Tuesday, September 10, 2013

Joel Pett: A 30-Year Retrospective

From Tom Eblen's column in the Lexington Herald-Leader




Joel Pett just turned 60, and he has spent a lot of time lately going through his three decades of editorial cartoons for a retrospective exhibit at the Carnegie Center for Literacy and Learning.

“If you ever want a humbling experience,” Pett said, “I recommend you look through your entire life’s work.”


Pett makes his living by mocking important people, challenging power structures and opining on a wide range of political and social issues. He frequently offends Lexington Herald-Leader readers, and he considers that part of his job.



He is good at what he does. In addition to appearing in the Herald-Leader almost daily since 1987, Pett’s cartoons have often been published in other newspapers, including The New York Times and USA Today. He won the Pulitzer Prize for cartooning in 2000 and was a finalist in 1989, 1998 and 2011.

When Pett isn’t drawing cartoons or playing golf, he occasionally gives speeches and performs in nightclubs as a standup comic. You never know if he is being serious or just seriously funny.




More than 50 of Pett’s cartoons will be on display Sept. 18 through the end of October at the Carnegie Center, 251 W. Second Street. The exhibit opens with a sold-out panel discussion featuring Pett and four other well-known cartoonists: Signe Wilkinson of the Philadelphia newspapers, Jack Ohman of the Sacramento BeeRob Rogers of the Pittsburgh Post-Gazette and William Hamilton of The New Yorker.

“It’s an opportunity to do something not just for me but for the Carnegie Center,” Pett said. “Everybody has an investment in teaching future generations to read, although they will just take our jobs.”

Pett said that preparing this show made him realize how fortunate and improbable his career has been.

“I have been ridiculously lucky,” he said. “I did not prepare myself in the classic way for this by studying art or political science, or even graduating from college.”
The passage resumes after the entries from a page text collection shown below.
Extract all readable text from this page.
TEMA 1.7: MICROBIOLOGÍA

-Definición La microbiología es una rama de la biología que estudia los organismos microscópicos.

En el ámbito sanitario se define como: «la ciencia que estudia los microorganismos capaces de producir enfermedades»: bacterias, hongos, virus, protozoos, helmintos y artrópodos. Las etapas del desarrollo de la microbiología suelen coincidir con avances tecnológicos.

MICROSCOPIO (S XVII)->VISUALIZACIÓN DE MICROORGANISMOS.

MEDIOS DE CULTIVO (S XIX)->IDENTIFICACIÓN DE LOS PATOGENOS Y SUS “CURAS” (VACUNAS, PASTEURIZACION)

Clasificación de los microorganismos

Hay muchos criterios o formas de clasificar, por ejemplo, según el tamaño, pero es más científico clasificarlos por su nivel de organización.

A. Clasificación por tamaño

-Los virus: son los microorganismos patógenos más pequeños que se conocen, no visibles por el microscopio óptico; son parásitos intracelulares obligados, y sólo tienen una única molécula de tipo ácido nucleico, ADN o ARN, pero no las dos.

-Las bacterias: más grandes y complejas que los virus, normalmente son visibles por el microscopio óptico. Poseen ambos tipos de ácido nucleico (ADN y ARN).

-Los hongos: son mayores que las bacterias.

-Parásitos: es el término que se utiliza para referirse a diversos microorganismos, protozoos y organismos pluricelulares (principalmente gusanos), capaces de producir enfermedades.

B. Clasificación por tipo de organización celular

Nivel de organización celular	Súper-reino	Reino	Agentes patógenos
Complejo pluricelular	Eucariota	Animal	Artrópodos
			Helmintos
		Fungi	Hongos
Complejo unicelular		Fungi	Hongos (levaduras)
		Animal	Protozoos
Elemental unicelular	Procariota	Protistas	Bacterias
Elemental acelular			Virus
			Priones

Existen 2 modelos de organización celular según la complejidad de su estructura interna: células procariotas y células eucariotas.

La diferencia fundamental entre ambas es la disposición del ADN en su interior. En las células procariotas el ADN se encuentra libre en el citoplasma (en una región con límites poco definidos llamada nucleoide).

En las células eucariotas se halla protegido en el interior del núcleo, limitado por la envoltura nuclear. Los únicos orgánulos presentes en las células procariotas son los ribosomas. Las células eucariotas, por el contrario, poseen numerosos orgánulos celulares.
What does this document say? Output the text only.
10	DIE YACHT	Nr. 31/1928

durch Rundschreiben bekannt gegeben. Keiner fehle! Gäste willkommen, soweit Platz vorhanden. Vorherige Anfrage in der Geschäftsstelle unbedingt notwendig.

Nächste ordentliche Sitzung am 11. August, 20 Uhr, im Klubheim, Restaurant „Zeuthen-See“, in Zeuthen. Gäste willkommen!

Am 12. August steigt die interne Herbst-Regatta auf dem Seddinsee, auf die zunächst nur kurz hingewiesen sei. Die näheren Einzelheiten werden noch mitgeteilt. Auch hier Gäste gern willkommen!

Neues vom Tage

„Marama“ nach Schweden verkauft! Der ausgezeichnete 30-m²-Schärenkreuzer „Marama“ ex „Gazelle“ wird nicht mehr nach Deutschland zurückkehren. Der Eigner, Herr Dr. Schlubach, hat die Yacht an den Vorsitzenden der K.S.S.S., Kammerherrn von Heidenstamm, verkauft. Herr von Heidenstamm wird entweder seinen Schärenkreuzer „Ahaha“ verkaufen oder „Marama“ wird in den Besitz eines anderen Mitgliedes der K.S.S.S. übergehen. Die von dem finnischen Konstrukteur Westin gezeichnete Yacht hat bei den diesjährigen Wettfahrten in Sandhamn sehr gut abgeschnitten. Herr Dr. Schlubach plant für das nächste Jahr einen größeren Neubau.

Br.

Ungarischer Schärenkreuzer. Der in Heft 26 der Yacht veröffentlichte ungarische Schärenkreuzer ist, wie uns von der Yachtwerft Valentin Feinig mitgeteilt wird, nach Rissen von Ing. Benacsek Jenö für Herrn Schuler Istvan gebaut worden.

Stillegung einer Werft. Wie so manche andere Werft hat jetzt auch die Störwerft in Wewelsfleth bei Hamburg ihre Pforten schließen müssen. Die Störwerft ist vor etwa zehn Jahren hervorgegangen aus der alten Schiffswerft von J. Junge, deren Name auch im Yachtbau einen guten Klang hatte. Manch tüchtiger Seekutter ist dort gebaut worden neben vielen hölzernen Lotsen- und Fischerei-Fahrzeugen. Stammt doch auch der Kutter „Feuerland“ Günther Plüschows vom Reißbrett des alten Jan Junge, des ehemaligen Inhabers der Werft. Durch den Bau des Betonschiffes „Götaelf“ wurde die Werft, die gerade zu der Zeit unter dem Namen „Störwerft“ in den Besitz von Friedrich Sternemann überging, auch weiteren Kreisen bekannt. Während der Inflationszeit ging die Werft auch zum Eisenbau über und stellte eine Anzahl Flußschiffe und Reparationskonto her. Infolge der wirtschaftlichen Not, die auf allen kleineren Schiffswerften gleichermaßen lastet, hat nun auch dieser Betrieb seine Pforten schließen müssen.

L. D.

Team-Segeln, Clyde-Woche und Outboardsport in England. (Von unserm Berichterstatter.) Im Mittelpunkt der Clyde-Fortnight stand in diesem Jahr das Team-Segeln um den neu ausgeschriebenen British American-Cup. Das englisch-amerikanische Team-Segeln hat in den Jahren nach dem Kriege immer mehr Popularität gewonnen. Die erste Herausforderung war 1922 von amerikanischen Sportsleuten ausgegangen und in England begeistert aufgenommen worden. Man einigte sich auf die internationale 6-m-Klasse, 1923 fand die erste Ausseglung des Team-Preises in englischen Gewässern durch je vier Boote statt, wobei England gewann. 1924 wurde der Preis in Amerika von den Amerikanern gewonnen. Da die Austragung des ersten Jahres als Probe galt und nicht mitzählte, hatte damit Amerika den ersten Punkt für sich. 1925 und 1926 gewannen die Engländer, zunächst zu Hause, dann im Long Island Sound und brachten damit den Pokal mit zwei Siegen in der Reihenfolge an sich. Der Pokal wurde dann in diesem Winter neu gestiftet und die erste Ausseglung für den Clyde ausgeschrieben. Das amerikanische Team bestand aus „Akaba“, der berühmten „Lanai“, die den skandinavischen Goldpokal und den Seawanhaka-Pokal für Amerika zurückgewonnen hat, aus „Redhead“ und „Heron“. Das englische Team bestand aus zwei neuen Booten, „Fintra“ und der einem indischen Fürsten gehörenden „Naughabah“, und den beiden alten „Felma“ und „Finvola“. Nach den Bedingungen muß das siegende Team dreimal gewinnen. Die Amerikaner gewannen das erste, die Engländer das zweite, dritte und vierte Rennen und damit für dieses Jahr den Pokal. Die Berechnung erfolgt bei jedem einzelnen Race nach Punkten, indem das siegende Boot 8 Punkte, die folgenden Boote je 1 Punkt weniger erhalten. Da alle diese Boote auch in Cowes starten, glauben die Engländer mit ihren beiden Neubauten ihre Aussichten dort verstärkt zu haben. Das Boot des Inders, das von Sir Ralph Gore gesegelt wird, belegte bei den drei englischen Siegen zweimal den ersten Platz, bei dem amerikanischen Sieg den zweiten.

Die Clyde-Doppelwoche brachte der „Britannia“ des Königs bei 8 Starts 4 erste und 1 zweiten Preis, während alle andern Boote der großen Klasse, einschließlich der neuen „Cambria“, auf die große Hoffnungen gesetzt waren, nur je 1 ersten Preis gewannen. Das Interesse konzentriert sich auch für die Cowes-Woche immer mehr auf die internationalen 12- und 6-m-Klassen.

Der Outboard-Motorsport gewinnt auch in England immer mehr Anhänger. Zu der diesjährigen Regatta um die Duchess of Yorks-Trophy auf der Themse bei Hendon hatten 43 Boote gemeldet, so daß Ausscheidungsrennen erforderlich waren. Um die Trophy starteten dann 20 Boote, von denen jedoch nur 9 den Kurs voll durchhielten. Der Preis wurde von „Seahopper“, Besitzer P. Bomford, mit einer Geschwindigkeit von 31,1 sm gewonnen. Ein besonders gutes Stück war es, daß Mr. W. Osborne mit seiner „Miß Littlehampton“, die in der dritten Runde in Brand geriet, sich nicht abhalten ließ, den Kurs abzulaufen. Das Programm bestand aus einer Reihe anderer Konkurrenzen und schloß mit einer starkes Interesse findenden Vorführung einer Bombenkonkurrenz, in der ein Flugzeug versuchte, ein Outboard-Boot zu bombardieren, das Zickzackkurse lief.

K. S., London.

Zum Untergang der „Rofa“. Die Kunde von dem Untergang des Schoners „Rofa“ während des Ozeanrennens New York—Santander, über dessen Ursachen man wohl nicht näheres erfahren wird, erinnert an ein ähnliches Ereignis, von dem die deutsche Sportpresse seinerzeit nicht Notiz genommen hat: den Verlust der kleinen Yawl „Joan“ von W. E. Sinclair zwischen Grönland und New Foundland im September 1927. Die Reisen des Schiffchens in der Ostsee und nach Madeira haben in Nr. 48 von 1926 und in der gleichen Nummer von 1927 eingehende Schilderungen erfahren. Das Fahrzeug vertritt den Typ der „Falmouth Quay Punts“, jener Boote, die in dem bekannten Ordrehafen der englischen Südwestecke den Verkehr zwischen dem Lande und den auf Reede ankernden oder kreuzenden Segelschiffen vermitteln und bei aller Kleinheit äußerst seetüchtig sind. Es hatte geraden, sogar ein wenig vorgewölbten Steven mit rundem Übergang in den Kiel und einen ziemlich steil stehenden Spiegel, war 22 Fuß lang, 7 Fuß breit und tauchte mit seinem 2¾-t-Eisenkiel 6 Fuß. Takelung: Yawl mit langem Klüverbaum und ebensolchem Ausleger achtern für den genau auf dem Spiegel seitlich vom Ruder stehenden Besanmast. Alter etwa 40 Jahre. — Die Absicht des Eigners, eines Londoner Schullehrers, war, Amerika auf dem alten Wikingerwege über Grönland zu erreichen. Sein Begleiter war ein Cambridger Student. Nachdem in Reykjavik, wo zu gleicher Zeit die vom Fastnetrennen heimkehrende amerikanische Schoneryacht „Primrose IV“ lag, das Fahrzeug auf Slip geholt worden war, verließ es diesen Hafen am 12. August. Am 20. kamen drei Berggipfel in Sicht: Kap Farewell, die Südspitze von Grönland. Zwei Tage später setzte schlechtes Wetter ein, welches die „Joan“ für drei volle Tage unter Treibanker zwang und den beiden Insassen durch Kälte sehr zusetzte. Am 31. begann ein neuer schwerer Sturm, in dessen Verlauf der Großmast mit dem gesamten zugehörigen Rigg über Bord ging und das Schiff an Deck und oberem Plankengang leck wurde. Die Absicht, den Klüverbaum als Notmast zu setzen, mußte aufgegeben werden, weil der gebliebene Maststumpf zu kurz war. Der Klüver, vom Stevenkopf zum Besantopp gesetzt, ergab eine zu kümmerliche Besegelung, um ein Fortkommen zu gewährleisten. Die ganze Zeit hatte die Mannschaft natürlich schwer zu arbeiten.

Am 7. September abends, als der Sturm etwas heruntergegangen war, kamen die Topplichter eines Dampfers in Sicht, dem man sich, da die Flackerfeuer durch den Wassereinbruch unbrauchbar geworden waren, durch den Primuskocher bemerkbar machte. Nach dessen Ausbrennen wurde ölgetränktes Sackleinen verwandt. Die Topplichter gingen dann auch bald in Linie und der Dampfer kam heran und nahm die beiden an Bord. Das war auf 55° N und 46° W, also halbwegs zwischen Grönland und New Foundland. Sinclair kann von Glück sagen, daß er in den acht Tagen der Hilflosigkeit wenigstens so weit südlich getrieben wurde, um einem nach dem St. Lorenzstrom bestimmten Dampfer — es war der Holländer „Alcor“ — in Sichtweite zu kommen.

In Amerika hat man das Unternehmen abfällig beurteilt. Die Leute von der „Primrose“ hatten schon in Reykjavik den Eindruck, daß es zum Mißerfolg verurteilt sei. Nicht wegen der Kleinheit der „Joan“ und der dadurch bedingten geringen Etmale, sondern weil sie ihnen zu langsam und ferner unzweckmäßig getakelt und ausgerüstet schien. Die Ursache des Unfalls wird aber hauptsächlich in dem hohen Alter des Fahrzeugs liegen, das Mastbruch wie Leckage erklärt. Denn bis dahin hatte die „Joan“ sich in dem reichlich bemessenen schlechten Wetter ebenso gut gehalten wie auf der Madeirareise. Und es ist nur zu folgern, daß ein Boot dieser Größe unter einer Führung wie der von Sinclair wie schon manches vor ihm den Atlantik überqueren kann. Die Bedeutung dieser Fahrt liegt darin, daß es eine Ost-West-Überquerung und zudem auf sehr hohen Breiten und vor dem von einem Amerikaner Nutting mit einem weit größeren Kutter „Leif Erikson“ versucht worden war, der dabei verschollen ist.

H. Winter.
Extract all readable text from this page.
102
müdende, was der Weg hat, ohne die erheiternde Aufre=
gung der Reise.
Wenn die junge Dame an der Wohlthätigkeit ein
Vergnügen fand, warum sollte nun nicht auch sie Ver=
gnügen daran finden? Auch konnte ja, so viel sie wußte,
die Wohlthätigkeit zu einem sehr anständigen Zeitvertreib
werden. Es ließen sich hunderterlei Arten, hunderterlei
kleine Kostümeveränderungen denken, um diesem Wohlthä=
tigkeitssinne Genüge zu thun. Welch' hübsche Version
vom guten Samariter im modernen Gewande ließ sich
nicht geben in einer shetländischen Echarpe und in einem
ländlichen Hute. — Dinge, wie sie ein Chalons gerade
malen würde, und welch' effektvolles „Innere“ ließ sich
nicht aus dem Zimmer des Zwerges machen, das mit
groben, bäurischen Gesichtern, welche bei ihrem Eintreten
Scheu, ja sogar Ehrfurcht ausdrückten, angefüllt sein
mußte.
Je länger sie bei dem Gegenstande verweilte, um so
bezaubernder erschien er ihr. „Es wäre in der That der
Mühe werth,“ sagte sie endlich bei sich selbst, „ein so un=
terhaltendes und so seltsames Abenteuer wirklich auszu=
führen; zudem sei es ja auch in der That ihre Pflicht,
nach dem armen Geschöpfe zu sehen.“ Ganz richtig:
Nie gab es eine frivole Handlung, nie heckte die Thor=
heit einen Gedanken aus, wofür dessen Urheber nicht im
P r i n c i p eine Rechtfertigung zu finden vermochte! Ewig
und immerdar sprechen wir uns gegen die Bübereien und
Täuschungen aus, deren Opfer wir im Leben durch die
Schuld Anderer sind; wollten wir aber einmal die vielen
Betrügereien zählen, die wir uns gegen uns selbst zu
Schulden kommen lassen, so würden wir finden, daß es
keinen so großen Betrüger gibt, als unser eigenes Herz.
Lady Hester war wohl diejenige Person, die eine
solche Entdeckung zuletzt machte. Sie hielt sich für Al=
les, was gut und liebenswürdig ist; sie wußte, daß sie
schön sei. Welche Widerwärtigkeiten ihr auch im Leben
Pett grew up in Bloomington, Ind., where his father taught at Indiana University. When he was 6, the family moved to Nigeria for five years.

After returning to Indiana, Pett became interested in editorial cartoons by following Hugh Haynie’s work in The Courier-Journal. Then a friend’s father gave him a book about Herblock, The Washington Post’s cartoonist for 55 years.

“This was the only job that I ever saw and thought that, A, I could teach myself to do it and, B, would be worth doing and fun,” he said.

After two years of lackadaisical study at Indiana University, Pett dropped out and started submitting cartoons to the Bloomington Herald-Telephone. He then applied to be the staff cartoonist in Lexington. Looking back on some of his early work, he is still surprised he got the job.

“The biggest thing that struck me was how lucky I had been to be given about a 12-year learning curve, during which time I was tolerated and the stuff was really spotty,” he said. “There was some good stuff, but an awful lot of mediocrity.”

One lesson Pett said he learned was to “stop doing things I can’t do.” Such as trying to be a great artist, like Pat Oliphant or the late Jeff MacNelly. “I can see times when I tried that, and it looks like hell,” he said.

Good editorial cartoons are more about the idea and message than the art, anyway. And Pett’s messages often rub conservatives the wrong way.



“I grew up on a college campus in the 1960s and in a Third World country,” he said. “All of us are products of our environment.”

But Pett also thinks that what some readers see as political liberalism is simply his way of questioning conventional wisdom and the status quo. That, he said, is what good editorial pages and cartoonists are supposed to do.

Pett said the issues he draws cartoons about never seem to change: political corruption, militarism, poverty and hunger. Another issue that bothers Pett these days is political polarization, not that he is helping matters any.

“It does seem the country needs moderating voices,” he said. “I try to be that when I’m in other situations. But that would make for really lousy political cartoons. My mother’s advice — “If you can’t say anything nice, don’t say anything.” — was the worst career advice ever given.”